Vaccine stabilization: Research, commercialization, and potential impact

All vaccines are susceptible to damage by elevated temperatures and many are also damaged by freezing. The distribution, storage, and use of vaccines therefore present challenges that could be reduced by enhanced thermostability, with resulting improvements in vaccine effectiveness. Formulation and processing technologies exist that can improve the stability of vaccines at temperature extremes, however, customization is required for individual vaccines and results are variable. Considerations affecting decisions about stabilization approaches include development cost, manufacturing cost, and the ease of use of the final product. Public sector agencies can incentivize vaccine developers to prioritize stabilization efforts through advocacy and by implementing policies that increase demand for thermostable vaccines.

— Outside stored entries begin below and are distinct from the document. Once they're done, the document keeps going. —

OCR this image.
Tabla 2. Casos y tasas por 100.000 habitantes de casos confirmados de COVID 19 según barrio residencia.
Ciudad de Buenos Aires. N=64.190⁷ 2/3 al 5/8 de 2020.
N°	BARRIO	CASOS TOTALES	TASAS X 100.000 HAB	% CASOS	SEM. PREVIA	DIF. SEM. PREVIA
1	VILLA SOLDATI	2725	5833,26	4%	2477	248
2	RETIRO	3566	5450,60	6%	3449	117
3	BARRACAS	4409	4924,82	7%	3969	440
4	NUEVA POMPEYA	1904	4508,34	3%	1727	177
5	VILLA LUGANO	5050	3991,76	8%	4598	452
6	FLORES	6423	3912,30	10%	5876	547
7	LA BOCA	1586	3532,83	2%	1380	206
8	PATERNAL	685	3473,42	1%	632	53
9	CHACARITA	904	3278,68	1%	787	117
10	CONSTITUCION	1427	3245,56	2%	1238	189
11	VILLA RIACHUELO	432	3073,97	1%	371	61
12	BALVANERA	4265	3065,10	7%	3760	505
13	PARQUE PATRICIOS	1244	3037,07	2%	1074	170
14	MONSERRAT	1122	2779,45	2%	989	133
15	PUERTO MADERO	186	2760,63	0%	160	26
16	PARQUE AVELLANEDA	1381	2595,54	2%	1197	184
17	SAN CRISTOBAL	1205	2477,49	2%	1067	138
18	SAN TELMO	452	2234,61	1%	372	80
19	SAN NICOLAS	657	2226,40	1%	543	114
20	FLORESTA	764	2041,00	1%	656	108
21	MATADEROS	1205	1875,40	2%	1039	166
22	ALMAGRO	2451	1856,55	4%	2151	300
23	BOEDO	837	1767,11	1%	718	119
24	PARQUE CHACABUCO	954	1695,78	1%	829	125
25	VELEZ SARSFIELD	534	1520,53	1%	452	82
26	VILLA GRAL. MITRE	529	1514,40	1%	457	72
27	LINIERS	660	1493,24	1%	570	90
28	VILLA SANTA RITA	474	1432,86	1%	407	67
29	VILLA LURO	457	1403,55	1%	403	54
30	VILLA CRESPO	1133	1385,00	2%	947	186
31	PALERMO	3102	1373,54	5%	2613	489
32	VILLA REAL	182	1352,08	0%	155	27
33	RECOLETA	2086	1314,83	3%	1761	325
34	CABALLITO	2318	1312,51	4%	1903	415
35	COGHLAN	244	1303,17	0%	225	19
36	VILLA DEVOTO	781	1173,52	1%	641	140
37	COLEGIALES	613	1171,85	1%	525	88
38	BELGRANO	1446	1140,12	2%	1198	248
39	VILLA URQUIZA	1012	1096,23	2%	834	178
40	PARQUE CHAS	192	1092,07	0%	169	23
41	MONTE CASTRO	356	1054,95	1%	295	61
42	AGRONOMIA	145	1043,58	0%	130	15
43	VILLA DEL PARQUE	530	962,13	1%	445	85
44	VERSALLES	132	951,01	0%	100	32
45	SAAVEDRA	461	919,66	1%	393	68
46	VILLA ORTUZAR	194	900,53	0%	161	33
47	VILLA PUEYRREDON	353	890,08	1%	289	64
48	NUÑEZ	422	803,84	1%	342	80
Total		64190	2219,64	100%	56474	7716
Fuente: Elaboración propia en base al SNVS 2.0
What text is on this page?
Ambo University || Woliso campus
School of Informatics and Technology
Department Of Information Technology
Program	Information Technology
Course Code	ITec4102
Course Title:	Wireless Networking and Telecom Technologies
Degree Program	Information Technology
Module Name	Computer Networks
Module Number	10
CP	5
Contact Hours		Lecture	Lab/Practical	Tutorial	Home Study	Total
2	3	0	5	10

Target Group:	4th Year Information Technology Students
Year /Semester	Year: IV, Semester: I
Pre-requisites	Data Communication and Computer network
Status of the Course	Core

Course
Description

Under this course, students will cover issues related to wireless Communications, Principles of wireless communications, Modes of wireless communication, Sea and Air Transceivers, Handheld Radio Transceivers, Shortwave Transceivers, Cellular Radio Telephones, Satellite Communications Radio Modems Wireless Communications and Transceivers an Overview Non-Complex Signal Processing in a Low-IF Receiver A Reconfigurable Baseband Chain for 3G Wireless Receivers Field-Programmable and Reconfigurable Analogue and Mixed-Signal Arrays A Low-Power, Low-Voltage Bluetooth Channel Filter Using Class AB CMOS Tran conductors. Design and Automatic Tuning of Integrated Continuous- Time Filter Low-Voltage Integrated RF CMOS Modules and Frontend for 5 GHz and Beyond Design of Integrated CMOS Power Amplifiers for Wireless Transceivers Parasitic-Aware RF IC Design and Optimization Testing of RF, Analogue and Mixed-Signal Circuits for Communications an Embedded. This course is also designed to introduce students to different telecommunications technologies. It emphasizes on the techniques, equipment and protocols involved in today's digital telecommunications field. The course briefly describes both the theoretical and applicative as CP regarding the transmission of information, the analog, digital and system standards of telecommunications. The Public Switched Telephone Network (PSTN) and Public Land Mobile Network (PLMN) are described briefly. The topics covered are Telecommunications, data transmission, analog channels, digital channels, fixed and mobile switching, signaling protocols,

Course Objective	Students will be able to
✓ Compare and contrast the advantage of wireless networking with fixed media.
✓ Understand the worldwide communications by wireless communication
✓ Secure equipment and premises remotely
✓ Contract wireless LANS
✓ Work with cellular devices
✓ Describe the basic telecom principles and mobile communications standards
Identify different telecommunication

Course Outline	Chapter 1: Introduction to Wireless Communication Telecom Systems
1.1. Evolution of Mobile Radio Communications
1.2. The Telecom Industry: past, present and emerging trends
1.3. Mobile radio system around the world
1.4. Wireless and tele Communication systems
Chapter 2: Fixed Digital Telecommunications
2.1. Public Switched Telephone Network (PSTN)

Characterization of the freeze sensitivity of a hepatitis B vaccine

Recent studies have revealed that vaccines containing aluminum adjuvant are exposed to sub-zero temperatures while in the cold chain more frequently than was previously believed. This raises concerns that these freeze-sensitive vaccines may be damaged and offer inadequate protection. This study was undertaken to characterize the immediate qualitative changes of one such vaccine, hepatitis B, caused by freeze exposure. Hepatitis B vaccine was subjected to freezing temperatures ranging from 0°C to -20°C for up to three episodes with durations ranging from 1 hour to 7 days. The vaccine was analyzed for freezing point, particle size distribution, tertiary structure, and in vitro and in vivo potency. Whether or not hepatitis B vaccine freezes was shown to be dependent on an array of factors including temperature, rate of temperature change, duration of exposure, supercooling effects, and vibration. Vaccine exposed to “mild” freezing (-4°C or warmer) temperatures did not freeze and remained qualitatively unaltered. Single or repeated freezing events at temperatures of -10°C or lower were associated with aggregation of the adjuvant-antigen particles, structural damage of the antigen, and reduction of immunogenicity in mice. Damage to the vaccine increased with duration of freezing, lower temperature, and the number of freezing episodes. With vibration, vaccine froze at -6°C after 1 hour and damage occurred. Freezing and freeze damage to vaccines containing aluminum adjuvant represents a real risk to effectiveness of immunizations and should be prevented by strengthening the cold chain system or, alternatively, development of freeze-stable vaccine formulations.